私は、幼稚園は2年保育の途中から入りました。その頃スクールバスなどはなく、民間のバスを利用していました。家からバス停までは徒歩10分。母は仕事をしていたので、朝のバス停までの送りはなし。帰りも一人で帰っていました。そのバス停からは他に7,8人くらい利用する園児がいて、他のお友達はお母さんが付き添っていたと思います。今なら母親が仕事を持つ家庭は保育園に入れますが、当時は保育園の数も少なく、近隣になかったと聞いています。

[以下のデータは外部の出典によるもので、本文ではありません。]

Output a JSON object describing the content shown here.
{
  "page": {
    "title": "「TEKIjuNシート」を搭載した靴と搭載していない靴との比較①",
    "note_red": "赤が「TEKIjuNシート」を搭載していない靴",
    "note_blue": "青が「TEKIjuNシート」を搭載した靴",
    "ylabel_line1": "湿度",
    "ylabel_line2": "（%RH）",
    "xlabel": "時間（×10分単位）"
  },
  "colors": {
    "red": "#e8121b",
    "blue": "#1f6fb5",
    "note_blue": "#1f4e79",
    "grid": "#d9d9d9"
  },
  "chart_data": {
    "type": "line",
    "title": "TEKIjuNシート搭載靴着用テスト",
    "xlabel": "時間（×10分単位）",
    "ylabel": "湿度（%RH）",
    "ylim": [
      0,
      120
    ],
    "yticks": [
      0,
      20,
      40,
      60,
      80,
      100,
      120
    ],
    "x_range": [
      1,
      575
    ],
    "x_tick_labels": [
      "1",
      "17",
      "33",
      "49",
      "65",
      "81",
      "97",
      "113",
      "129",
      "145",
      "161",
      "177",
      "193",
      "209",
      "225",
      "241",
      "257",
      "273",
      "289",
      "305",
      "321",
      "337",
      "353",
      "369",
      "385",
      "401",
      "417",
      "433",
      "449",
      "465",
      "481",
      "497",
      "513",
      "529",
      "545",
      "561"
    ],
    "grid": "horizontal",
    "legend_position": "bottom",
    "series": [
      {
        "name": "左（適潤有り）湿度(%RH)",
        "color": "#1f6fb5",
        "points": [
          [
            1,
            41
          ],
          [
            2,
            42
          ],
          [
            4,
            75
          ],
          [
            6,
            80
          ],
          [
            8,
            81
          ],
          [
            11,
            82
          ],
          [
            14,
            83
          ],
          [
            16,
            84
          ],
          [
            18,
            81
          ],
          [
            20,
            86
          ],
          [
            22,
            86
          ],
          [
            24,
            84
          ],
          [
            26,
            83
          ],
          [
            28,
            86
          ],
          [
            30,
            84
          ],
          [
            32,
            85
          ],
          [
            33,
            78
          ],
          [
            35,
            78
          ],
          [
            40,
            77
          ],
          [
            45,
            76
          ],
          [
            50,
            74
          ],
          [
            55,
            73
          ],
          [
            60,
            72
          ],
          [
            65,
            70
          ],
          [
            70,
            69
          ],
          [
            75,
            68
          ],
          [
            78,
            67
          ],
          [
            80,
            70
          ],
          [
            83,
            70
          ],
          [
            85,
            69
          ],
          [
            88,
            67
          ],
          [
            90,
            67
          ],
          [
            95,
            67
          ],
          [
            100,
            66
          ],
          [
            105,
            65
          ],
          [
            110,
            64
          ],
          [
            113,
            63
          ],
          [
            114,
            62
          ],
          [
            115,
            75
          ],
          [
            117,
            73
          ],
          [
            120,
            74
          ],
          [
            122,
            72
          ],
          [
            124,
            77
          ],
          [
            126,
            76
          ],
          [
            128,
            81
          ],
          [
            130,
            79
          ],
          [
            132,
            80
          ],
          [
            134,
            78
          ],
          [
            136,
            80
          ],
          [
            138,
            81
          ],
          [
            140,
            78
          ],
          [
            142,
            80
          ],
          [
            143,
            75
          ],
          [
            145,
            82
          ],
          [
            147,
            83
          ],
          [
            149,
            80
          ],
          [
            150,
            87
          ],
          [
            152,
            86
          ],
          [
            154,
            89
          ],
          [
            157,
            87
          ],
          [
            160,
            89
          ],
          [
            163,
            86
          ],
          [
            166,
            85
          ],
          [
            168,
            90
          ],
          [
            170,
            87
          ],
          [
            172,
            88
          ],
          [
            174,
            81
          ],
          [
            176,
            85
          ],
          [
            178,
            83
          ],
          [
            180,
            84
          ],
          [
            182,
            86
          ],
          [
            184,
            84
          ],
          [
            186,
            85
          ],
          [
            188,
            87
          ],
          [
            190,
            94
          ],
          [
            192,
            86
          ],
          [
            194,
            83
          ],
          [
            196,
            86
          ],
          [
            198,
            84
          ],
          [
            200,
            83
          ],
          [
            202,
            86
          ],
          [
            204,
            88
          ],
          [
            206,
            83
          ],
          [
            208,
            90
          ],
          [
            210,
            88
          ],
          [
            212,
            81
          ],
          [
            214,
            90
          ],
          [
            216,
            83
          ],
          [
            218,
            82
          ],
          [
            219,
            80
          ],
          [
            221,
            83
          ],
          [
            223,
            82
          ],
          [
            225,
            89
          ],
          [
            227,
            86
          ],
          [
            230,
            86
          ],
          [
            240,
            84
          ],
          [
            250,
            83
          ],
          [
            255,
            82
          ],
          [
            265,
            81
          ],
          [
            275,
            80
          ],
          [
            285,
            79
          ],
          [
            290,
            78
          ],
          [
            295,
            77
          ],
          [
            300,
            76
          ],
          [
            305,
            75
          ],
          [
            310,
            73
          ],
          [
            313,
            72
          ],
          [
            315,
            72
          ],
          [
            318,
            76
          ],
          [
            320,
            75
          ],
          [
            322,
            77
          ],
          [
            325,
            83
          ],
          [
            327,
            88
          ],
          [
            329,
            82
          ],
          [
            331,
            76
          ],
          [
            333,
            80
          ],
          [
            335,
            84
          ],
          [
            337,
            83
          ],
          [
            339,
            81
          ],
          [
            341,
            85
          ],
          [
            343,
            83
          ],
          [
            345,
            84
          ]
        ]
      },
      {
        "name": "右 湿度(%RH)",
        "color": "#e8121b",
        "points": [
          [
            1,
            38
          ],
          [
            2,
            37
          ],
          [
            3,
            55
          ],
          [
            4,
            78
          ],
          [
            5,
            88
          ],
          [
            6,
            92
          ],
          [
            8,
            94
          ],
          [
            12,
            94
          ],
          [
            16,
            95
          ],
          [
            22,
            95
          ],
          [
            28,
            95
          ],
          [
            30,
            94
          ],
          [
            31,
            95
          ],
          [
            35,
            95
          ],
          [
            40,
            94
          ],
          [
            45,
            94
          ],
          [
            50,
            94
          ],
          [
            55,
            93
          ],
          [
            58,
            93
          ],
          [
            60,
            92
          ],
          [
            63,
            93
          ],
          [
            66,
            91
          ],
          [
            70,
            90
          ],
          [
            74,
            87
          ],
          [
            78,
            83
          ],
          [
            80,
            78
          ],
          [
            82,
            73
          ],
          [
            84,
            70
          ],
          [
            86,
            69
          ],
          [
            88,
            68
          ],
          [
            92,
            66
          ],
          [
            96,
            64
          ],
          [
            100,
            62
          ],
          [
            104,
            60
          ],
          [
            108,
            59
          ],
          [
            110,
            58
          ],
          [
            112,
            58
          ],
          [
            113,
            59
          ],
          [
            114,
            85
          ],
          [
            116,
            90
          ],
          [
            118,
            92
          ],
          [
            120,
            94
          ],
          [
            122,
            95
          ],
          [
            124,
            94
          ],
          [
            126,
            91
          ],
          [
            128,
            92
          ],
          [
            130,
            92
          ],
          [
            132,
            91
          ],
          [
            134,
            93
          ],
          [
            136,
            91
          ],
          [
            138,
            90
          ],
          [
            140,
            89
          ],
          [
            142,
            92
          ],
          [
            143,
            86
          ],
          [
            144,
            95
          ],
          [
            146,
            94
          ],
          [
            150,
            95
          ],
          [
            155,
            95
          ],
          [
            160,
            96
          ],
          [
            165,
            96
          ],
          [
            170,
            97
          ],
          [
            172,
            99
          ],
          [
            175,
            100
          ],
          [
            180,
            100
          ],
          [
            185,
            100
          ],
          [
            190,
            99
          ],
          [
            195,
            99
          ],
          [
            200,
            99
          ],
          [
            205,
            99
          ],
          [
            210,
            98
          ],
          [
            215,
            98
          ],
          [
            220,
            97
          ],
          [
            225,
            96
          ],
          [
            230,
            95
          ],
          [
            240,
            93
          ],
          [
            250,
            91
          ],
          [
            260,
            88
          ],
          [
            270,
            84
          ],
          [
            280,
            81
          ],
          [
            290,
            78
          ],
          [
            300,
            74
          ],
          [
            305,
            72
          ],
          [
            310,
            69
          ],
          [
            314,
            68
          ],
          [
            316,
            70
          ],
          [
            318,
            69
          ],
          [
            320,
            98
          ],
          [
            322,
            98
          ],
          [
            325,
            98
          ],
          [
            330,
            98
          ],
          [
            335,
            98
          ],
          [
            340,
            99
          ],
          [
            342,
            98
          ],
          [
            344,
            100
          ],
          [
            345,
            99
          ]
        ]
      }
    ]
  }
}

朝の登園よりも、帰り道のことをよく覚えています。私はいつもバスから降りるとすぐに、一目散に細い道をかけていきました。民家と民家の間を抜け、曲がり角に差し掛かるたび、「どうか誰もいませんように・・」と思いながら走りました。曲がった先に人がいる時も怖かったけど、もっと嫌だったのは犬がいる時でした。昔は飼い犬でも、放し飼いにされている犬がいたのです。

家にたどり着くと、ほっとしてました。「一人は嫌」と母に文句を言ったことはなかった気がします。ただただ、「犬が嫌だ、犬がいなけりゃいいのに・・・」そればかり思っていました。

小学校もひと気のないところを遠くまで通学し、中学校も遠かった。郊外の、町内のドン詰まりのようなところに家を建てると、どうしてもそうなります。母は、「わるかった、迷惑かけた」と話します。

幼稚園で一番記憶に残ることが、怖かった帰り道のことなんて悲しい話です。でも、お友達やお遊戯会は大好きだったから、写真が残っていることもあり、しっかりと記憶に残っています。10円玉を握りしめてバスに乗ったことも、お気に入りのピンクの傘を車内に置き忘れたことも、懐かしい想い出です。

 

そんな環境をあまり気にせず大人になりましたが、よく考えると幼稚園の一人通園だけはさすがに危なかった、ダメでしょと思います。事故にあうことも、犯罪に巻き込まれることもなかったのは幸いでした。今の時代なら、園児の受け渡しは先生から保護者へ直接が基本。同じことをしようにも出来ないことです。

母なりに世間の常識の変化を感じとっているから、昔のことを思い出し後悔しているのかも知れません。こちらとしては、50年以上昔のことで仕方なかったよね、と返します。
これから認知が進むとそんな話すらできなくなるから、今のうちにたくさん昔話に花を咲かせようと思っています。